La remontée des taux d'intérêt ne sera bénéfique aux banques que si l'inflation est rapidement contenue, selon une étude publiée jeudi par le cabinet Oliver Wyman, une hypothèse de moins en moins probable. Les travaux du conseil en stratégie s'appuient sur trois scénarios et détaillent leurs conséquences plus ou moins favorables pour le secteur bancaire. Le premier, surnommé « atterrissage en douceur », qui voit les banques centrales réussir à contenir l'inflation sans obérer la croissance, est le plus favorable aux acteurs bancaires.
Les banques bénéficieraient notamment de marges accrues du fait de taux d'intérêt en hausse et d'une production de crédits toujours forte. Le coût du risque devrait quant à lui rester raisonnable.
Mais cette option est de moins en moins probable, estiment les auteurs de l'étude.

« La guerre en Ukraine met un peu plus de pression »sur l'inflation à court terme, a expliqué à l'AFP Elie Farah, responsable de la division services financiers France chez Oliver Wyman.

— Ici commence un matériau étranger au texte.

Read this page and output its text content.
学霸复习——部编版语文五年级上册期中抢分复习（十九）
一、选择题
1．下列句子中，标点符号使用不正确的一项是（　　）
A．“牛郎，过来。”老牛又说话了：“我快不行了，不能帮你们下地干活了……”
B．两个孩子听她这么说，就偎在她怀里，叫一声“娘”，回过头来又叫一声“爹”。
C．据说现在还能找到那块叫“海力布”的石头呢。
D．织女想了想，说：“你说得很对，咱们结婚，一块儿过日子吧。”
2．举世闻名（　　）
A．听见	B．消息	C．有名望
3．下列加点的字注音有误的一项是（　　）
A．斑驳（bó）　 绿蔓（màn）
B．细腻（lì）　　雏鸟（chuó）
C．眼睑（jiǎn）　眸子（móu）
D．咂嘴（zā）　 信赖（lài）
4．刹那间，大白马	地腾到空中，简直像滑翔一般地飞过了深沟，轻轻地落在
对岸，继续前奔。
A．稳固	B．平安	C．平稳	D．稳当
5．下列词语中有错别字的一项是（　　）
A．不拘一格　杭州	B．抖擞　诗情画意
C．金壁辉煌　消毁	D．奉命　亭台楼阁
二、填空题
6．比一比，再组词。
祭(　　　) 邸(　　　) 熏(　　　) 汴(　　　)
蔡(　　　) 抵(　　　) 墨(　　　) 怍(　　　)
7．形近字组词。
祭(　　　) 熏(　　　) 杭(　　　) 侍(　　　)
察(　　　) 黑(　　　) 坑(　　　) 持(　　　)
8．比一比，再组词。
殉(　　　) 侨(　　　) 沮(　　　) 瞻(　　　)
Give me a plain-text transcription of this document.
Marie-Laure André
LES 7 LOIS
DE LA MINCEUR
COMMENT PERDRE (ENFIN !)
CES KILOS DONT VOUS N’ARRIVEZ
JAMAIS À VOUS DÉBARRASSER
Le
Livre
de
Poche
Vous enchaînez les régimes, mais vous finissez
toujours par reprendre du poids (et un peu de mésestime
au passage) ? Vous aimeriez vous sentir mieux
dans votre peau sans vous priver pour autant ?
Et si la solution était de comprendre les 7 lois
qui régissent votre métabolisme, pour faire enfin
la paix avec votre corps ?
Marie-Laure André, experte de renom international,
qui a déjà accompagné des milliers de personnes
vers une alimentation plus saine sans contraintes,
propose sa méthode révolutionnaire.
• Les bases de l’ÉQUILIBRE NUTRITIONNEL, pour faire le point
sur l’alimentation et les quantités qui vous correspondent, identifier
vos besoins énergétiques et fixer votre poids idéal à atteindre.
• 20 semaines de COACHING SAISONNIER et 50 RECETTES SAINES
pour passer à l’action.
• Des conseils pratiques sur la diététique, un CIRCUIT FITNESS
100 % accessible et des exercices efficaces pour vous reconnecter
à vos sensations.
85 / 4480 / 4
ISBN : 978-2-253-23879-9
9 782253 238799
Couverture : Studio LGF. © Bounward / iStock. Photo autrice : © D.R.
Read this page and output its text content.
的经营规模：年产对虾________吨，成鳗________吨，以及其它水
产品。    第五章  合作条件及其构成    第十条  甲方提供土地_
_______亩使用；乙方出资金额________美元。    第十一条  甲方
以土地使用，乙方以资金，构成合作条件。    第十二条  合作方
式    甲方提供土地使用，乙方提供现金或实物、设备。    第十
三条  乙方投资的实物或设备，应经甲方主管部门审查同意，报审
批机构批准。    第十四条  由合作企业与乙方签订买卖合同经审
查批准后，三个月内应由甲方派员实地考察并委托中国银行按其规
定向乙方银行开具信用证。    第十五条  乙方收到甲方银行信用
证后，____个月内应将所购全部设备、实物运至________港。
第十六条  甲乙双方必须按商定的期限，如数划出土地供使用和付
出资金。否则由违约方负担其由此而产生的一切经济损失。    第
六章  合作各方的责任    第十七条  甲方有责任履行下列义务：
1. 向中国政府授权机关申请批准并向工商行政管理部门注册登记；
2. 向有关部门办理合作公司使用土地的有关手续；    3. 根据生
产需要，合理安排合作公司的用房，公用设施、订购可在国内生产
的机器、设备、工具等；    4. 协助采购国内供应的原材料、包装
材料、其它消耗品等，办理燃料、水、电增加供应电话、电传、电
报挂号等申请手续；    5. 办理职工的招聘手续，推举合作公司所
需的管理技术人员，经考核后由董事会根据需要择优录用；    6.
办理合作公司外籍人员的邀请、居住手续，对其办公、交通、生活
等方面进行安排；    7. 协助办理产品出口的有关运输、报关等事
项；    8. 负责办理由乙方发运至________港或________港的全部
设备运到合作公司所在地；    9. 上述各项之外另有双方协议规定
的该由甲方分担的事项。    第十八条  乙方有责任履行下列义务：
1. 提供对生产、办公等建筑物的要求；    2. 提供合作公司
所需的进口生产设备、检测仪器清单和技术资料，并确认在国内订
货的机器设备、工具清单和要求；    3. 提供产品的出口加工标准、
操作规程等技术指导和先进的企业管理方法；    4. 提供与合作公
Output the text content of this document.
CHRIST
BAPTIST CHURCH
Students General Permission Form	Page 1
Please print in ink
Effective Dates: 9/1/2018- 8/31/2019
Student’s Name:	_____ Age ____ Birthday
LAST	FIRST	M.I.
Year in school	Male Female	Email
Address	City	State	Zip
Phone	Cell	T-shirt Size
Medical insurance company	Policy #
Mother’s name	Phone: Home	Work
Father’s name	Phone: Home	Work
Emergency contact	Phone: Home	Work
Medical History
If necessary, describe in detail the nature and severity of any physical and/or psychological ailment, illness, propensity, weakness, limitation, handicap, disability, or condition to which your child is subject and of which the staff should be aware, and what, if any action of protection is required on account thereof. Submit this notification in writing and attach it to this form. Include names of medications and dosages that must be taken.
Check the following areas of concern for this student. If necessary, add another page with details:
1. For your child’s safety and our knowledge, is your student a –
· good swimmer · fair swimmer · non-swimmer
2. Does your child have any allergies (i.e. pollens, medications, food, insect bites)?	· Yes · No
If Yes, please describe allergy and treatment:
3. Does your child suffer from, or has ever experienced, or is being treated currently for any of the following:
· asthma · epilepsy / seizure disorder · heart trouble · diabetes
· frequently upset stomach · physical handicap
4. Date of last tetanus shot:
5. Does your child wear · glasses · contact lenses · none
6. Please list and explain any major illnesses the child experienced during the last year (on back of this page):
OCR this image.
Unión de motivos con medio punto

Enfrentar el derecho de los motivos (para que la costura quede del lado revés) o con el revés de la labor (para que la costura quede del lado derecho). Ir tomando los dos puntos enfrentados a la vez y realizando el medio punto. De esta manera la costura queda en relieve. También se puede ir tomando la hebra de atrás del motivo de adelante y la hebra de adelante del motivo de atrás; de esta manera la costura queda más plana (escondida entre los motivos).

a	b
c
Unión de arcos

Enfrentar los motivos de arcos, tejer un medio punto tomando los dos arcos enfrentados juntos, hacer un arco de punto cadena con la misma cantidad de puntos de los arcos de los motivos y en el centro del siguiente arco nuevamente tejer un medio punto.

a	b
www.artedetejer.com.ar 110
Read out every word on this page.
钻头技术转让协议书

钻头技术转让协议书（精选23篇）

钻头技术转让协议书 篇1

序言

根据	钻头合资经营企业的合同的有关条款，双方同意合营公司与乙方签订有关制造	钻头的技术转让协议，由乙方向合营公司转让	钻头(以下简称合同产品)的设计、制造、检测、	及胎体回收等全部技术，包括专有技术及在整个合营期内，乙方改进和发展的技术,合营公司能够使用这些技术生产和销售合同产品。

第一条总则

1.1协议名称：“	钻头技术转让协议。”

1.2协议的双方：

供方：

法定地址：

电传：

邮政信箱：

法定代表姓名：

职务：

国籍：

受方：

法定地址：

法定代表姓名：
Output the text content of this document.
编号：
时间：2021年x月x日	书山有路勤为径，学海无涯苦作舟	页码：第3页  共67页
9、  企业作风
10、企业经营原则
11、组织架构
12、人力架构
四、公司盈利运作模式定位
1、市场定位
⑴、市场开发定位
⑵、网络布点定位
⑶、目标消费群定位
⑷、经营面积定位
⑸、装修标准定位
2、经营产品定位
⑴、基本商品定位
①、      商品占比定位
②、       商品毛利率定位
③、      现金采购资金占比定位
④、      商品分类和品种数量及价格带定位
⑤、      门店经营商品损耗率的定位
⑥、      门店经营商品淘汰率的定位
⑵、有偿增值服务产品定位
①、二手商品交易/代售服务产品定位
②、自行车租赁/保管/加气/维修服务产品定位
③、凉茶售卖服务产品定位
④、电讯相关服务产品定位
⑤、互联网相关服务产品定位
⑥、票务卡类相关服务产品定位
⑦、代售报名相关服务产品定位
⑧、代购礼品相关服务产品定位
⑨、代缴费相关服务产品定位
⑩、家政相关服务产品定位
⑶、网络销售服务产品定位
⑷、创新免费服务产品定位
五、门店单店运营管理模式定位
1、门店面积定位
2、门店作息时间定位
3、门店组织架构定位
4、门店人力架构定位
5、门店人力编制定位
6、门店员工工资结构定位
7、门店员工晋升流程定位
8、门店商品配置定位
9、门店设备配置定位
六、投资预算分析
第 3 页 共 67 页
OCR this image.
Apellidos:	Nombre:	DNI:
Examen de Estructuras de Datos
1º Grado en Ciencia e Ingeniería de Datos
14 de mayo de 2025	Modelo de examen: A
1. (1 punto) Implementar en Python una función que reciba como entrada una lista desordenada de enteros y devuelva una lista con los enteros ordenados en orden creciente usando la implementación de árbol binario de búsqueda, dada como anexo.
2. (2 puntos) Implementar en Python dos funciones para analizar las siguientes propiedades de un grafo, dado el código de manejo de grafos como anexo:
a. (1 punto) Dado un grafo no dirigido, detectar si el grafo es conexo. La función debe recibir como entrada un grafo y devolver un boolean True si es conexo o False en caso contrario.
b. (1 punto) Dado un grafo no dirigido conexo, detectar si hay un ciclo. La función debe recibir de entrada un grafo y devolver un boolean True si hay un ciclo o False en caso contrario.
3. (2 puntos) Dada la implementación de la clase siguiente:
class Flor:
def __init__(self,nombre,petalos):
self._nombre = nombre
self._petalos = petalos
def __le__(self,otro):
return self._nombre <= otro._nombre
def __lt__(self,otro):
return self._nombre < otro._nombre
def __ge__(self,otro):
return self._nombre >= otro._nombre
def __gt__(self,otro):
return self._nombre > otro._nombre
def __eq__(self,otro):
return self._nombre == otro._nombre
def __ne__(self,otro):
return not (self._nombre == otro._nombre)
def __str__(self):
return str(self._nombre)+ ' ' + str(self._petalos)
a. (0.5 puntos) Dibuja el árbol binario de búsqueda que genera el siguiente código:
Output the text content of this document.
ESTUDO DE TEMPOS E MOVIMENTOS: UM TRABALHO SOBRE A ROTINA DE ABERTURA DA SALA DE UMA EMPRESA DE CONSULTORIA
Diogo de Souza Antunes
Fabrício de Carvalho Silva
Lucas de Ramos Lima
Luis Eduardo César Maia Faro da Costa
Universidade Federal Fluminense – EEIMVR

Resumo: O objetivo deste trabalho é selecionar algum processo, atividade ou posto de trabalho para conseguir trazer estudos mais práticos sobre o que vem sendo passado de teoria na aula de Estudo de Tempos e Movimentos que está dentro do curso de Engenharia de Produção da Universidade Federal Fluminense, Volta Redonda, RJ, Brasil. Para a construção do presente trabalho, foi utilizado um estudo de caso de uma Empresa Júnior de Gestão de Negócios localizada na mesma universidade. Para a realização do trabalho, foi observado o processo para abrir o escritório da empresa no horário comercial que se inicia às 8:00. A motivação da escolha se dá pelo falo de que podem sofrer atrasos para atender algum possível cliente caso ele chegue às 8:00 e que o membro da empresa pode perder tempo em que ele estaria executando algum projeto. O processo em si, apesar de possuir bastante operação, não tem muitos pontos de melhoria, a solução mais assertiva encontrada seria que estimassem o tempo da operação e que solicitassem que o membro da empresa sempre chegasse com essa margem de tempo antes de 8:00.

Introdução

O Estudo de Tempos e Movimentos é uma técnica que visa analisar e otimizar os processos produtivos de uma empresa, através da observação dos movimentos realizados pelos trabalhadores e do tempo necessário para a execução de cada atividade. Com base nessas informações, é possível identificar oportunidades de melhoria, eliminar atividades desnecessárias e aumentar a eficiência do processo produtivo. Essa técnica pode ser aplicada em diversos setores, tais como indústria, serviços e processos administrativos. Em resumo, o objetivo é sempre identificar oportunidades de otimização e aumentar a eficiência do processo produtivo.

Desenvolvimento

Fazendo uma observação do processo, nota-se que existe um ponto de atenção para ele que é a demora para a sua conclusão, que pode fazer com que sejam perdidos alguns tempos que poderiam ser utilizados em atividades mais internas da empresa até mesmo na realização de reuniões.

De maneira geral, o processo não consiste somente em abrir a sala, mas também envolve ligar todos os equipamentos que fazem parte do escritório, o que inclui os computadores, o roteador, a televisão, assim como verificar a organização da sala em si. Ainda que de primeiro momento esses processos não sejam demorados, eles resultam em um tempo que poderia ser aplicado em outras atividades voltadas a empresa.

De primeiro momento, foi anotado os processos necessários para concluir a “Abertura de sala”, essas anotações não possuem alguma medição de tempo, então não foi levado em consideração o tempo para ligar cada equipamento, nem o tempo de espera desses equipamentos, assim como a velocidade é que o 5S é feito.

L'inflation américaine a, par exemple, atteint 8,6% sur un an en mai, selon l'indice des prix à la consommation (CPI), quand celle de la zone euro a atteint 8,1% sur un an le même mois, d'après Eurostat.

« Des facteurs structurels tels que la nécessité de bouger vers des énergies qui ne sont pas forcément très bon marché » laissent à penser que « cette inflation n'est pas juste quelque chose qui va disparaître dans l'immédiat », reprend Elie Farah.

Il appelle donc les banques à regarder plus en détail le second scénario, bâti sur une inflation mal contrôlée dans un premier temps et une réponse plus agressive des banques centrales « au prix d'un ralentissement de la croissance économique en 2023-24, d'une volatilité des devises et d'une perturbation des échanges internationaux ».
Les banques verraient alors le coût du risque augmenter de même que leurs dépenses courantes.
Le dernier scénario agite le spectre de la stagflation, une période prolongée de croissance faible et d'inflation élevée qui pénaliserait « sévèrement »le secteur bancaire.
Une politique monétaire plus resserrée de l'autre côté de l'Atlantique pourrait également conduire à des arbitrages d'investisseurs institutionnels en faveur des États-Unis, « ce qui peut avoir des conséquences plus néfastes pour les banques et l'économie », avertit Elie  Farah.